In the meantime, inflation has started to fall amid the collapse in economic activity and is sure to sink further below the Fed's 2% target level. With beleaguered hotels, airlines and retailers slashing prices, inflation could fall to 1% or less by year's end. That poses another problem for the Fed: Declining prices can eventually lead consumers to delay spending, thereby slowing the economy further.
In response, the Fed has slashed its benchmark interest rate to near zero in two emergency moves and launched an alphabet soup of lending programs — nine in total — to pump cash into financial markets. The central bank has also bought about $1.4 trillion in Treasury securities to ensure that banks can swap Treasurys for cash and keep rates low.
Chairman Jerome Powell isn't expected to announce any major new initiatives when the Fed's meeting ends Wednesday. The central bank may provide more details on its lending programs and may also fill in some specifics about its Treasury-buying program, which is now essentially unlimited.
Economists will also look for any changes the Fed may make to where it stands on interest rates. At its meeting last month the Fed said it will keep rates at near zero “until it is confident that the economy has weathered recent events."

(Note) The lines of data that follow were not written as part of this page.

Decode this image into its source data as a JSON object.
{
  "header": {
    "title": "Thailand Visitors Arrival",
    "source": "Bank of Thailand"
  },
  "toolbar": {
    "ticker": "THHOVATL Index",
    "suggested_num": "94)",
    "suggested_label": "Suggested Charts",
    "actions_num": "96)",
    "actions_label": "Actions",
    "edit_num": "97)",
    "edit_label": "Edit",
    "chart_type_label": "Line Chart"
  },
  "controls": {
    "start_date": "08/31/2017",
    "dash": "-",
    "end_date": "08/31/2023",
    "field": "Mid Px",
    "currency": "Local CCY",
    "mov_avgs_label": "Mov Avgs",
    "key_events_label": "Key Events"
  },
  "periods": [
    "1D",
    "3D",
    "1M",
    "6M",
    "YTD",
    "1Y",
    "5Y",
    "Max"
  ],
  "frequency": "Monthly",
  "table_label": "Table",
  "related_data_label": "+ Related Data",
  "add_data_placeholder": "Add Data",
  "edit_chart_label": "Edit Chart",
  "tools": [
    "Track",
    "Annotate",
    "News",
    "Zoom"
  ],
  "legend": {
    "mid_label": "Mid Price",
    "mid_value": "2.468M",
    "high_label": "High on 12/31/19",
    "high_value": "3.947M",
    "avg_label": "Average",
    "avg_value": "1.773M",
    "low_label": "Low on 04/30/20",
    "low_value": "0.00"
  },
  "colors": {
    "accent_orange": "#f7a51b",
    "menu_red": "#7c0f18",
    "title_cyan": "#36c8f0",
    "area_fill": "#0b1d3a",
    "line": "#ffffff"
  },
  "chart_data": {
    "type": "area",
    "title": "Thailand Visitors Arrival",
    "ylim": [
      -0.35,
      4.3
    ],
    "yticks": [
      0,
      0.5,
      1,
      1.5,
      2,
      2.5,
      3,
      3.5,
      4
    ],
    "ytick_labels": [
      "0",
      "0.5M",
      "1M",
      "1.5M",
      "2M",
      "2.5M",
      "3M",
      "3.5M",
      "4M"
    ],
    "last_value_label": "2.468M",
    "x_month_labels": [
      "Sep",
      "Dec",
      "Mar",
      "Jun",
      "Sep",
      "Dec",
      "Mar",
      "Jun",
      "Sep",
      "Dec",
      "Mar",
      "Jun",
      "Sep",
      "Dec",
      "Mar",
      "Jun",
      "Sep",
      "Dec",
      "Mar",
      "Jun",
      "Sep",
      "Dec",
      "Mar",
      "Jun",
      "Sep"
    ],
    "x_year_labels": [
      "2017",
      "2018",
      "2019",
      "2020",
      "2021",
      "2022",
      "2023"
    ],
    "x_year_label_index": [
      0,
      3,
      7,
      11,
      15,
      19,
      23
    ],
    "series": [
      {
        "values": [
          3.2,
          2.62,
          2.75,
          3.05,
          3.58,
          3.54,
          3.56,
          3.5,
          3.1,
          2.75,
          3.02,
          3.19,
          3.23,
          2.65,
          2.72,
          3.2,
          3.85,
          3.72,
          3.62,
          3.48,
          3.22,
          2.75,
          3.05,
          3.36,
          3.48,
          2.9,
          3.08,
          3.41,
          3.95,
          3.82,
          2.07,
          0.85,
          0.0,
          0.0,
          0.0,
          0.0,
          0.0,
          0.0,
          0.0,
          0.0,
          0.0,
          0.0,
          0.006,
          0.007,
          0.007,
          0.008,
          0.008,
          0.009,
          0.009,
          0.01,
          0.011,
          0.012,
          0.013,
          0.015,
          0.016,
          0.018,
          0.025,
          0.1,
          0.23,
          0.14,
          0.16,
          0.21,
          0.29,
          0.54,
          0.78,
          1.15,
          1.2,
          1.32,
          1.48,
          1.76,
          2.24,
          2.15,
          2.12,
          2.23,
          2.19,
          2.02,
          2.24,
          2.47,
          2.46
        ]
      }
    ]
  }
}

In the past, the Fed has sometimes set a time frame for future rate hikes, and in other cases has set out conditions, such as the unemployment rate falling to a certain level. But few analysts forecast anything specific Wednesday. Economists at Bank of America said they expect the central bank to simply acknowledge that rates will remain ultra-low for “an extended period.”

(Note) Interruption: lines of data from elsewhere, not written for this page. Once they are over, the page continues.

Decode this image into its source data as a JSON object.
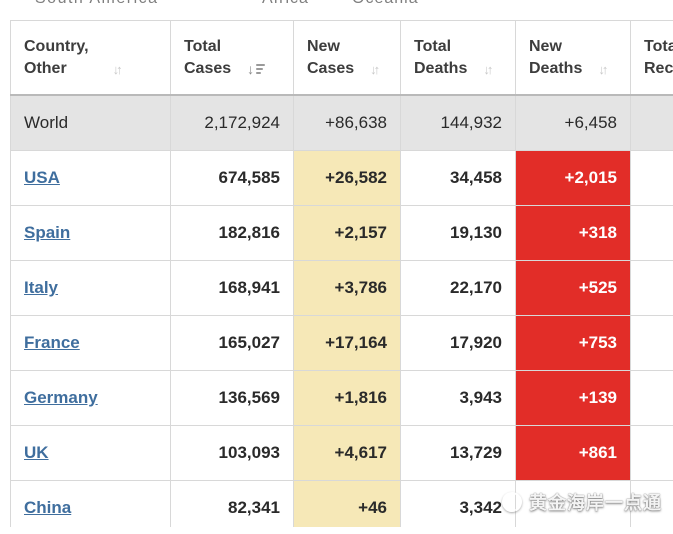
{
  "tabs": {
    "items": [
      {
        "label": "South America"
      },
      {
        "label": "Africa"
      },
      {
        "label": "Oceania"
      }
    ]
  },
  "table": {
    "columns": [
      {
        "line1": "Country,",
        "line2": "Other",
        "sort": "inactive"
      },
      {
        "line1": "Total",
        "line2": "Cases",
        "sort": "active-desc"
      },
      {
        "line1": "New",
        "line2": "Cases",
        "sort": "inactive"
      },
      {
        "line1": "Total",
        "line2": "Deaths",
        "sort": "inactive"
      },
      {
        "line1": "New",
        "line2": "Deaths",
        "sort": "inactive"
      },
      {
        "line1": "Total",
        "line2": "Recovered",
        "sort": "none"
      }
    ],
    "world": {
      "label": "World",
      "total_cases": "2,172,924",
      "new_cases": "+86,638",
      "total_deaths": "144,932",
      "new_deaths": "+6,458"
    },
    "rows": [
      {
        "country": "USA",
        "total_cases": "674,585",
        "new_cases": "+26,582",
        "total_deaths": "34,458",
        "new_deaths": "+2,015"
      },
      {
        "country": "Spain",
        "total_cases": "182,816",
        "new_cases": "+2,157",
        "total_deaths": "19,130",
        "new_deaths": "+318"
      },
      {
        "country": "Italy",
        "total_cases": "168,941",
        "new_cases": "+3,786",
        "total_deaths": "22,170",
        "new_deaths": "+525"
      },
      {
        "country": "France",
        "total_cases": "165,027",
        "new_cases": "+17,164",
        "total_deaths": "17,920",
        "new_deaths": "+753"
      },
      {
        "country": "Germany",
        "total_cases": "136,569",
        "new_cases": "+1,816",
        "total_deaths": "3,943",
        "new_deaths": "+139"
      },
      {
        "country": "UK",
        "total_cases": "103,093",
        "new_cases": "+4,617",
        "total_deaths": "13,729",
        "new_deaths": "+861"
      },
      {
        "country": "China",
        "total_cases": "82,341",
        "new_cases": "+46",
        "total_deaths": "3,342",
        "new_deaths": ""
      }
    ]
  },
  "icons": {
    "sort_inactive": "↓↑",
    "sort_active_arrow": "↓"
  },
  "watermark": {
    "text": "黄金海岸一点通"
  },
  "colors": {
    "new_cases_highlight": "#F6E8B7",
    "new_deaths_highlight": "#E22D28",
    "world_row_bg": "#E4E4E4",
    "link_blue": "#3F6E9E"
  }
}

Powell will also likely face questions about the extraordinary actions the Fed has taken during this crisis, including unleashing lending programs that will directly aid individual cities and businesses, a step beyond its usual assistance to banks and credit markets. These interventions have exposed the central bank to concerns that it will inevitably favor some companies or municipalities over others. The Fed, whose independence is seen as vital to its role in the financial system, has always steered clear of such potentially politicized actions.